How Kevin Hart’s Media Company Opens A Door For Advertisers To Reach People In An Ad-Free Environment
In an age when users have gained the power to block ads entirely, advertisers are scrambling to find new ways to reach people.
Audiences want access to an infinite amount of content but aren’t willing to pay much (if anything) for it, Marketing Land reported. “The traditional model has been to provide the content for free but pay for it through forced non-skippable advertising.”
Kevin Hart’s media company, Laugh Out Loud, has brought five original shows to Starz’s TV network and subscription-only digital apps, according to Digiday. With that content comes the opportunity for some advertisers to enter an ad-free environment.
Two of the shows that Laugh Out Loud is syndicating on Starz had presenting sponsors when they originally aired on Laugh Out Loud’s site, app and YouTube channel. “Lyft Legend,” featuring Hart disguised as a Lyft driver, was sponsored by the ride-sharing app.

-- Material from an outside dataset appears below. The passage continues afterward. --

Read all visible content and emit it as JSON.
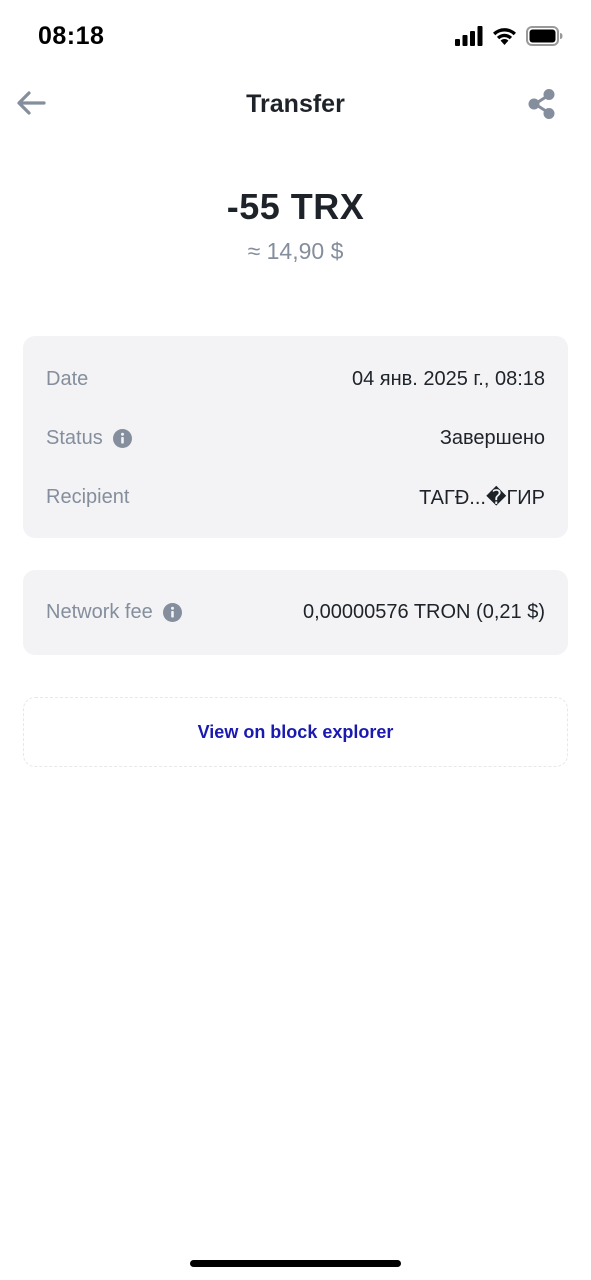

The interview series “Cold as Balls” was sponsored by Old Spice.
These sponsorship deals were specific to each show’s initial distribution, but those deals have carried over to Starz, which otherwise carries no advertising on its TV network or apps, Digiday reported.
“Opening a door for advertisers to reach people in an ad-free environment could help Laugh Out Loud to earn goodwill from those advertisers and potentially attract others, said Thai Randolph, general manager and executive vice president of Laugh Out Loud.”

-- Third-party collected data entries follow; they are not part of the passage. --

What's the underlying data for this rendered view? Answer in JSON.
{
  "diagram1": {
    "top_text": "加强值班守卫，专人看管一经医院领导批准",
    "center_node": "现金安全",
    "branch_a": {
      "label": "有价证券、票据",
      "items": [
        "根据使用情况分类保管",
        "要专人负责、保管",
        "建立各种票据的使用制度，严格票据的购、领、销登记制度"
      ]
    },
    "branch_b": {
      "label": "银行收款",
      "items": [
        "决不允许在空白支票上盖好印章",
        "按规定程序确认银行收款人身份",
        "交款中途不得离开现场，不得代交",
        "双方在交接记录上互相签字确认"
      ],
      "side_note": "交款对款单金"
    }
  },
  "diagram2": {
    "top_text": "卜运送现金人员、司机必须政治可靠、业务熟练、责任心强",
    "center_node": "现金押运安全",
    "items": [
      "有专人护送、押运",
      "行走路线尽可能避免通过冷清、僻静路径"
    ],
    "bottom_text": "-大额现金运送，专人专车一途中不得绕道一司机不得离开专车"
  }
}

It’s similar to the way Anheuser-BuschInBev and Samsung got product-placement deals with “House of Cards” to get in front of Netflix users, Randolph said.

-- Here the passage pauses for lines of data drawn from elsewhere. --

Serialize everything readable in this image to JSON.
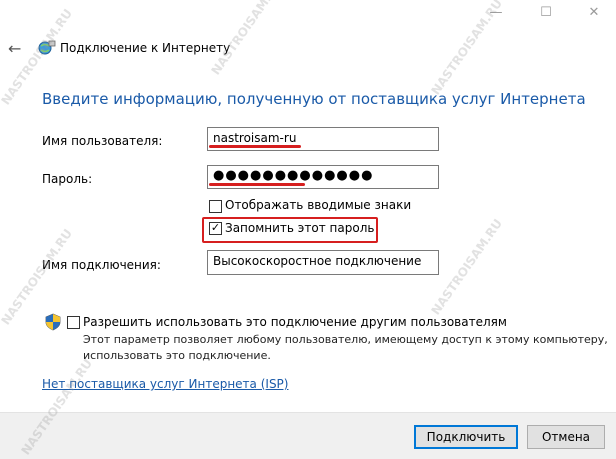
{
  "window": {
    "title": "Подключение к Интернету",
    "minimize_glyph": "—",
    "maximize_glyph": "☐",
    "close_glyph": "✕",
    "back_glyph": "←"
  },
  "heading": "Введите информацию, полученную от поставщика услуг Интернета",
  "form": {
    "username_label": "Имя пользователя:",
    "username_value": "nastroisam-ru",
    "password_label": "Пароль:",
    "password_value": "●●●●●●●●●●●●●",
    "show_chars_label": "Отображать вводимые знаки",
    "show_chars_checked": false,
    "remember_label": "Запомнить этот пароль",
    "remember_checked": true,
    "conn_name_label": "Имя подключения:",
    "conn_name_value": "Высокоскоростное подключение",
    "allow_others_label": "Разрешить использовать это подключение другим пользователям",
    "allow_others_checked": false,
    "allow_others_desc": "Этот параметр позволяет любому пользователю, имеющему доступ к этому компьютеру, использовать это подключение."
  },
  "isp_link": "Нет поставщика услуг Интернета (ISP)",
  "buttons": {
    "connect": "Подключить",
    "cancel": "Отмена"
  },
  "watermark": "NASTROISAM.RU",
  "colors": {
    "accent": "#1a5aa8",
    "highlight_red": "#d61f1f"
  }
}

Product placement deals aren’t new in Hollywood. James Bond and Aston Martin are synonymous with each other. Heineken paid $45 million to be James Bond’s drink in the 2012 movie “Skyfall”. And then there was Hershey’s Reese’s Pieces in “E.T. the Extra-Terrestrial” of 1982, estimated to have increased sales of the candy brand by as much as 300 percent.
Laugh Out Loud had discussions with Starz about the content of its shows to ensure that they wouldn’t be perceived as advertising by the network’s subscribers, Randolph said.
Product placements can backfire too. For example, in an ’80s Supergirl movie, there’s a fight scene where Supergirl gets hurled into an A&W vending machine. When Supergirl first comes to Earth, two sleazy truckers try to rape her, Cracked reported: “Notably, one of the rapists is wearing a damned A&W shirt. Of course, Supergirl kicks his ass and knocks him into a pile of garbage. She doesn’t have time for this; she has a bad movie to get back to. But that’s kind of beside the point. Who at A&W had the idea to cultivate an image as the root beer of filthy sex criminals?”
In the shows that Laugh Out Loud is syndicating on Starz, close-ups of the sponsors’ logos and products appear in the shows, but there are no blatant product pitches, Digiday reported. “And Laugh Out Loud is not getting any extra sponsorship money from the Starz distribution.”